Il diplomatico, che precedentemente svolgeva il suo incarico in Cile, sostiene che ha avuto una vasta eco il grande sostegno che l’Italia ha dato, negli anni 70, al popolo palestinese e alla sua lotta per la creazione della Palestina. Oltre agli aiuti continui messi a disposizione per la costruzione delle infrastrutture palestinesi. Il suo lavoro in Italia, dunque, sarà quello di garantire una continuità per consolidare, con la collaborazione di tutti, quanto finora è stato ottenuto.
Qualunque solidarietà, in ogni caso, non può essere disgiunta da una assunzione della questione politica del popolo palestinese, della sua libertà, della sua indipendenza e della sua organizzazione in uno stato libero, indipendente e democratico. Il lavoro che lo attende nel nostro Paese non sarà facilissimo, sebbene il risultato delle elezioni politiche possa consentire di avere degli interlocutori maggiormente disponibili, con una sensibilità certamente diversa rispetto a quella offerta dal precedente governo.
In passato ci sono stati molti periodi in cui il ruolo dell’Italia, sia pure nell’ambito di determinate alleanze politiche e nel pieno rispetto del riconoscimento del diritto all’esistenza di Israele, per quanto riguarda la causa palestinese ha rappresentato una forza di traino nei confronti degli altri paesi europei. È dunque possibile, ora, riaprire una fase di intensa collaborazione fra in nostro Paese e la Palestina e, più in generale, nei confronti di tutto il mondo arabo. L’obiettivo è quello di resistere e respingere le pressioni di
coloro che, attualmente, auspicano e prefigurano il cosiddetto ‘scontro di civiltà’. Che non è altro, a nostro parere, che uno scontro ai massimi livelli del potere politico ed economico mondiale.
Qual è la sua valutazione sulla situazione attuale e quali sono le prospettive?
Dopo cinquant’anni siamo oggi in una fase cruciale, per quanto riguarda lo sviluppo politico della causa palestinese. La svolta è stata l’11 settembre, poiché dopo quella data anche molti amici hanno cominciato a cambiare opinione, o comunque a disorientarsi riguardo alla situazione palestinese. A determinare l’attuale condizione ha poi contribuito Sharon che, nonostante sia stato giudicato un criminale di guerra dal tribunale, ha utilizzato i media per far passare l’immagine di uomo di pace. E, infine, gli Usa che dopo l’attentato alle Torri Gemelle, hanno messo in atto una campagna che ha di fatto favorito
l’associazione Islam-terrorismo. Sono stati anni di isolamento, con Arafat asserragliato nella Muqata e con tutti contro.
Dunque, anni difficili?
È passata l’idea che, a Camp David, Barak avesse offerto il miglior accordo possibile, con il 90% dei territori e via dicendo. Ma gli stessi osservatori israeliani dicono che questa presentazione fatta dai media non è corretta. La conseguenza è stata l’impossibilità da
parte di Arafat, ma anche dello stesso Abu Mazen, di raggiungere un qualsiasi accordo di pace con Israele.

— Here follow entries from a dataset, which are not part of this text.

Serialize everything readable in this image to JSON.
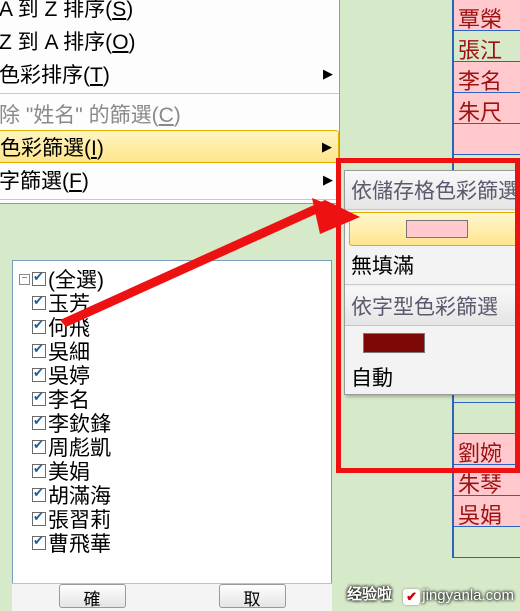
{
  "menu": {
    "sortAZ": "A 到 Z 排序(<u class='acc'>S</u>)",
    "sortZA": "Z 到 A 排序(<u class='acc'>O</u>)",
    "sortColor": "色彩排序(<u class='acc'>T</u>)",
    "clearFilter": "除 \"姓名\" 的篩選(<u class='acc'>C</u>)",
    "colorFilter": "色彩篩選(<u class='acc'>I</u>)",
    "textFilter": "字篩選(<u class='acc'>F</u>)"
  },
  "filter": {
    "items": [
      "(全選)",
      "玉芳",
      "何飛",
      "吳細",
      "吳婷",
      "李名",
      "李欽鋒",
      "周彪凱",
      "美娟",
      "胡滿海",
      "張習莉",
      "曹飛華"
    ]
  },
  "submenu": {
    "cellColorTitle": "依儲存格色彩篩選",
    "noFill": "無填滿",
    "fontColorTitle": "依字型色彩篩選",
    "auto": "自動"
  },
  "cells": [
    "覃榮",
    "張江",
    "李名",
    "朱尺",
    "",
    "",
    "",
    "",
    "",
    "",
    "",
    "",
    "",
    "",
    "劉婉",
    "朱琴",
    "吳娟",
    ""
  ],
  "cellStyles": [
    "pink",
    "",
    "pink",
    "pink",
    "pink",
    "",
    "",
    "",
    "",
    "",
    "",
    "",
    "",
    "",
    "pink",
    "pink",
    "pink",
    ""
  ],
  "buttons": {
    "ok": "確",
    "cancel": "取"
  },
  "watermark": {
    "brand": "经验啦",
    "check": "✔",
    "url": "jingyanla.com"
  }
}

Cosa succederà con Hamas al governo?
Israele dice di non avere interlocutori, ma sta ripetendo lo stesso disco già sentito con Arafat e Abu Mazen. La comunità internazionale considera Hamas un gruppo terroristico, nessuno mette in evidenza il fatto che nei territori esiste un numero sterminato di ‘check point’ che rendono la vita un inferno per tutti i palestinesi. Il governo israeliano continua a comportarsi, insomma, come se fosse al di sopra del diritto internazionale.

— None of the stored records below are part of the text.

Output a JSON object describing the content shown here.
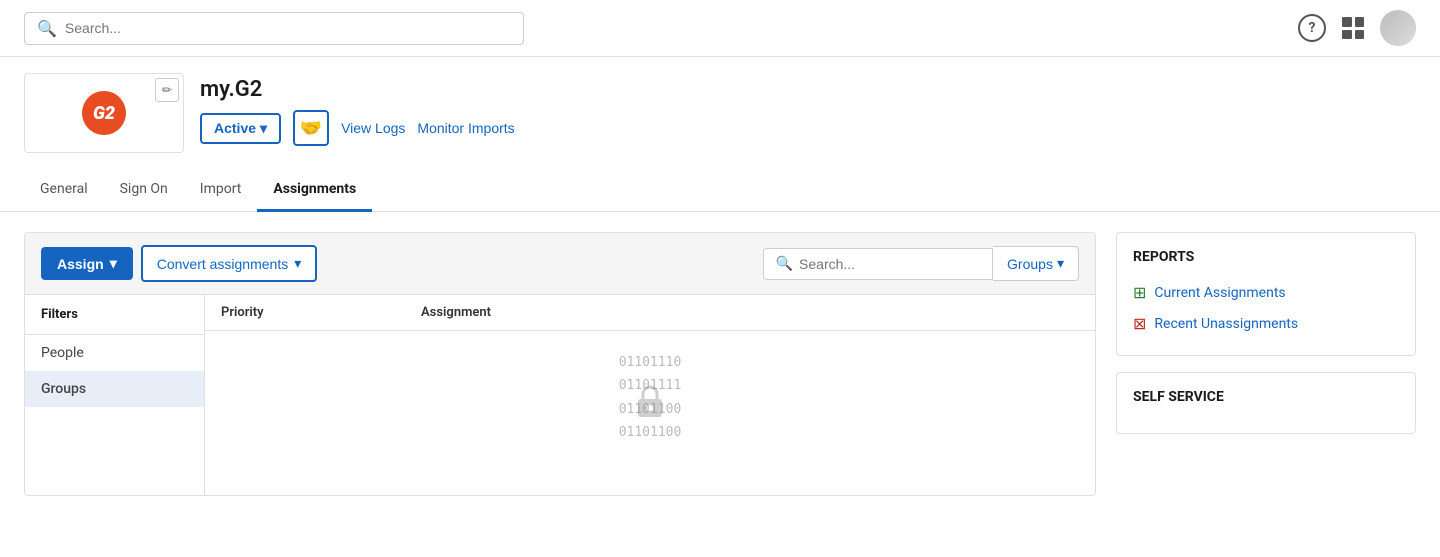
{
  "topbar": {
    "search_placeholder": "Search...",
    "help_label": "?",
    "grid_label": "apps grid"
  },
  "app": {
    "name": "my.G2",
    "logo_alt": "G2 logo",
    "logo_letter": "G2",
    "status_label": "Active",
    "caret": "▾",
    "handshake_icon": "🤝",
    "view_logs_label": "View Logs",
    "monitor_imports_label": "Monitor Imports"
  },
  "tabs": [
    {
      "id": "general",
      "label": "General",
      "active": false
    },
    {
      "id": "sign-on",
      "label": "Sign On",
      "active": false
    },
    {
      "id": "import",
      "label": "Import",
      "active": false
    },
    {
      "id": "assignments",
      "label": "Assignments",
      "active": true
    }
  ],
  "assignments_panel": {
    "assign_label": "Assign",
    "assign_caret": "▾",
    "convert_label": "Convert assignments",
    "convert_caret": "▾",
    "search_placeholder": "Search...",
    "groups_label": "Groups",
    "groups_caret": "▾",
    "filters_header": "Filters",
    "filter_items": [
      {
        "id": "people",
        "label": "People",
        "active": false
      },
      {
        "id": "groups",
        "label": "Groups",
        "active": true
      }
    ],
    "table_headers": {
      "priority": "Priority",
      "assignment": "Assignment"
    },
    "binary_lines": [
      "01101110",
      "01101111",
      "01101100",
      "01101100"
    ]
  },
  "reports": {
    "title": "REPORTS",
    "current_assignments_label": "Current Assignments",
    "recent_unassignments_label": "Recent Unassignments"
  },
  "self_service": {
    "title": "SELF SERVICE"
  }
}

Qual è la strada, pressioni su Hamas o sulla comunità internazionale?
Abu Mazen, nel momento in cui ha affidato l’incarico ad Haniah, è stato molto chiaro sul fatto che il nuovo governo palestinese deve riconoscere tutti gli accordi stipulati tra Israele e l’Anp. Nonché riconoscere l’organismo legislativo del governo, per risolvere i
problemi interni. Il presidente Abu Mazen è stato eletto l’anno scorso, con oltre il 63% dei voti, per portare avanti un programma politico molto chiaro al fine di proseguire il processo di pace.
L’altro candidato, il liberale laico Mustapha Barghouti (tuttora detenuto nelle carceri israeliane, ndr), ha ottenuto il 23%, e questa è la composizione del popolo palestinese. Inoltre, l’operato per la pace del presidente è stato lodato su tutti i fronti, ma nonostante
questo non ha ottenuto praticamente nulla.

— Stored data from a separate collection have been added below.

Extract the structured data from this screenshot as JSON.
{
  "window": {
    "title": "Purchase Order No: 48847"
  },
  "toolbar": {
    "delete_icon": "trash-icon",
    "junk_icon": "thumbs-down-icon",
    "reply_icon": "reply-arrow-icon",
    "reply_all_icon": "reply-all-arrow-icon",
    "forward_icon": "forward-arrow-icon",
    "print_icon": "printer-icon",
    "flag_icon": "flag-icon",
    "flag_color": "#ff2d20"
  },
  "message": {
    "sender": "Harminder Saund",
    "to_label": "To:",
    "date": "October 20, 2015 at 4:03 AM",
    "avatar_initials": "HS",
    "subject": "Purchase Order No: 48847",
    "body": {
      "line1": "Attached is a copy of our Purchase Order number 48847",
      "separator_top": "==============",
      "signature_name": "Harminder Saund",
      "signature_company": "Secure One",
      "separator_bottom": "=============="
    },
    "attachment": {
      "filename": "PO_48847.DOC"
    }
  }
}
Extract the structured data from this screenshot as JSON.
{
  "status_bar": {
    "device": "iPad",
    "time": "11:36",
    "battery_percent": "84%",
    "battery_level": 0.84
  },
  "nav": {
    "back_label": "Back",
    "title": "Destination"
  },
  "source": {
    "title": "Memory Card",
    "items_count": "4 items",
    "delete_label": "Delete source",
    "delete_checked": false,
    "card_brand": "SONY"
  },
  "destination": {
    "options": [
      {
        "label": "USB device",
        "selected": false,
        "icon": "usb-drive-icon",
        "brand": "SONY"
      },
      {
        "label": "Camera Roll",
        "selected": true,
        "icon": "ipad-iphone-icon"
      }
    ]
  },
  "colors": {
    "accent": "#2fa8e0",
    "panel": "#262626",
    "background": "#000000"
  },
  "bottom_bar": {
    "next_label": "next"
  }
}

In Israele ha vinto Kadima: quale pensa possa essere il futuro scenario?
Kadima, il partito che ha vinto, dice di voler sgombrare i territori e di volere la pace. Ma la sua proposta è ambigua: parlano di un ritiro unilaterale dalle colonie isolate per definire i confini dello Stato di Israele, il che significa tagliare fuori il 40% dei territori palestinesi. In questo modo i contadini palestinesi non possono raggiungere la valle del Giordano, e nessun cittadino può spostarsi da una parte all’altra all’interno della stessa Cisgiordania. Con tanti passaggi per raggiungere le grandi colonie, si spezza il territorio palestinese in due parti. E poi c’è la questione del Muro: anche sua Santità, Benedetto XVI, ha detto che il mondo ha bisogno di ponti non di muri.
Non è accettabile, dunque?
Preciso che quello che sto dicendo non è una mia opinione, ma è ciò che prevede il programma di governo del partito che ha vinto le elezioni in Israele. Il piano di Olmert è inaccettabile per chiunque, che si tratti dell’Autorità nazionale palestinese, di Hamas o di al
Fatah. Abbiamo detto più volte che siamo d’accordo con la visione del presidente Usa Bush, per una soluzione che preveda due stati che possano convivere in pace. Ma Israele non può pensare di chiudere la questione in maniera unilaterale. Il problema è che non c’è nulla che faccia pensare che la comunità internazionale glielo impedirà. Ora più
che mai il popolo palestinese deve contare principalmente su se stesso. Per questo, ribadisco, non è credibile il fatto che Israele continui ad affermare di non avere interlocutori.
C’è una soluzione?
Io credo che bisogna basarsi sul diritto. Hamas non può riconoscere Israele come forza occupante ai sensi dell’art. 51 della carta dell’Onu, che nello stesso tempo da al popolo palestinese il diritto di resistere. In sostanza, la battaglia deve essere condotta
certamente sul piano politico, ma non deve prescindere dal diritto che offre ai palestinesi le armi migliori anche nei confronti della comunità internazionale. Non dimentichiamo, inoltre, che quando Hamas è arrivata al governo si è impegnata con il Presidente Abu Mazen per
una tregua con Israele. La maggioranza del popolo palestinese, infine, indipendentemente da chi abbia votato, è a favore di una pace giusta e durevole.